Robust, conductive, and cost-effective LiFePO₄@C/graphene composites are critical in the production of high performance LiFePO₄ lithium ion batteries. Herein, a facile method is designed to synthesize LiFePO₄@C/graphene nanocomposite by utilizing low-cost iron powder, wherein the iron powder offers dual roles: the raw source for LiFePO₄ and the green reductant for graphene oxide (GO). In this proposed process, GO is reduced to reduced graphene oxide (rGO) by the iron powder and the produced iron ions are adsorbed on the surface of rGO. As a precursor of LiFePO₄, the adsorbed iron ions facilitate the formation and the strong and uniform anchoring of the LiFePO₄ nanoparticles onto the rGO surface.

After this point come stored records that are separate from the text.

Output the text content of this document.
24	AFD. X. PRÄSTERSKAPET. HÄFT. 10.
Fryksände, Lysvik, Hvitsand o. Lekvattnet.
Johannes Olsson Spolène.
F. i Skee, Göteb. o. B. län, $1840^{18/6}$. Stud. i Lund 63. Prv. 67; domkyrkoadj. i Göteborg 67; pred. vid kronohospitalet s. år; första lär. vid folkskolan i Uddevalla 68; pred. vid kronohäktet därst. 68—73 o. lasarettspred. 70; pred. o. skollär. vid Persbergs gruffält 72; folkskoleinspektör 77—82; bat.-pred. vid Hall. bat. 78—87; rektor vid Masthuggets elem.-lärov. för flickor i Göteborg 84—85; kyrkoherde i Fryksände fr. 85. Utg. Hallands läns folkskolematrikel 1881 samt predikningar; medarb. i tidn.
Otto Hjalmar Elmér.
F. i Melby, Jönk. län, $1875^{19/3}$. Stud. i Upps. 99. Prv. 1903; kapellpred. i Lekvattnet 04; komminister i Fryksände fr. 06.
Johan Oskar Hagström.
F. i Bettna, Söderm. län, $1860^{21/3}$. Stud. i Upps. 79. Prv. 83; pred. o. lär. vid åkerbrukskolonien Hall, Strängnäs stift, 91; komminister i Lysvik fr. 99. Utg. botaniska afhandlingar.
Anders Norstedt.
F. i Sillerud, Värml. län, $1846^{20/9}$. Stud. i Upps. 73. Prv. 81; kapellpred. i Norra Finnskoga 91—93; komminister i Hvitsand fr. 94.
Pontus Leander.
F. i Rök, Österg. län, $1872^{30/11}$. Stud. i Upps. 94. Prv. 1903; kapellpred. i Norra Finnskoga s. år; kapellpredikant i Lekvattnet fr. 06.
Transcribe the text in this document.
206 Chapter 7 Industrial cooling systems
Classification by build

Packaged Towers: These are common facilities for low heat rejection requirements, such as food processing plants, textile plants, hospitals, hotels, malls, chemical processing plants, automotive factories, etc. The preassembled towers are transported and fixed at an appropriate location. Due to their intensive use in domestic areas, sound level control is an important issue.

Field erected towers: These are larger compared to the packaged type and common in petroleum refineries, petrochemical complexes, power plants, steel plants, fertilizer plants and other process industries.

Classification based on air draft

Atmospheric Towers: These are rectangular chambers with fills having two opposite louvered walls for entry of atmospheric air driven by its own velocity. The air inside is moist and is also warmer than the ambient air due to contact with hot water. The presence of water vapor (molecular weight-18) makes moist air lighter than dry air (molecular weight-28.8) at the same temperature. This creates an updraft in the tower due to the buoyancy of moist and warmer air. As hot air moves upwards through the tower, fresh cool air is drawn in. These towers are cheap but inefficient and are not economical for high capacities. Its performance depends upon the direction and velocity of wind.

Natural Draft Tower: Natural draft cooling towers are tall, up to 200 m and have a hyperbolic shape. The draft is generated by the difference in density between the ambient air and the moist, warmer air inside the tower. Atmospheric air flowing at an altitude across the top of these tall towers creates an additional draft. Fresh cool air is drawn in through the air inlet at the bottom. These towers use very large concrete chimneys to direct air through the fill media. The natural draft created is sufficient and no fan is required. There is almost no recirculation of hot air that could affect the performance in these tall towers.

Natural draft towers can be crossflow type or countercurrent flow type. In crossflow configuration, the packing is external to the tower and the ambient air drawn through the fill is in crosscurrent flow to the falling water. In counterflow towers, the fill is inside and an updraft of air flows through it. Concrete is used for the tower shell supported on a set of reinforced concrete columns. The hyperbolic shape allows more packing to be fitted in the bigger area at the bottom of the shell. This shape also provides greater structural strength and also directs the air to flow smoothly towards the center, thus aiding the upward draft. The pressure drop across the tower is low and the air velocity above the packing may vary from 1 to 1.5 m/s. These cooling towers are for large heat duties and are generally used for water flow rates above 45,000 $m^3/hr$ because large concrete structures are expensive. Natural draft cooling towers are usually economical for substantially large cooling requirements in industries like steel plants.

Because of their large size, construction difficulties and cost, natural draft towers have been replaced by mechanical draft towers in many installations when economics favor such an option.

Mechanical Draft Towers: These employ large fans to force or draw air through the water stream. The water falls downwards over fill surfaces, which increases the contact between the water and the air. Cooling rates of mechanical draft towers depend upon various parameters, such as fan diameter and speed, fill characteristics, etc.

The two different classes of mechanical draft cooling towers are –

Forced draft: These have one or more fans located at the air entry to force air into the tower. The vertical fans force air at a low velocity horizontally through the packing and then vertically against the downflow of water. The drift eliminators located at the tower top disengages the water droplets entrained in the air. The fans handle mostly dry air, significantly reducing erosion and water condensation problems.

The resultant robust structure could prevent the rGO from restacking, help maintain the integrity of the LiFePO₄@C/graphene nanocomposite and afford electronic and ionic conductivity in the rapid charge/discharge process. Consequently, the as-prepared nanocomposite exhibits an excellent high-rate capability and outstanding cycling stability. A discharge capacity of ca. 131 mA h g⁻¹ is obtained at 5C rate and a remarkable cycling stability with capacity retention up to 95% is achieved over 1000 cycles.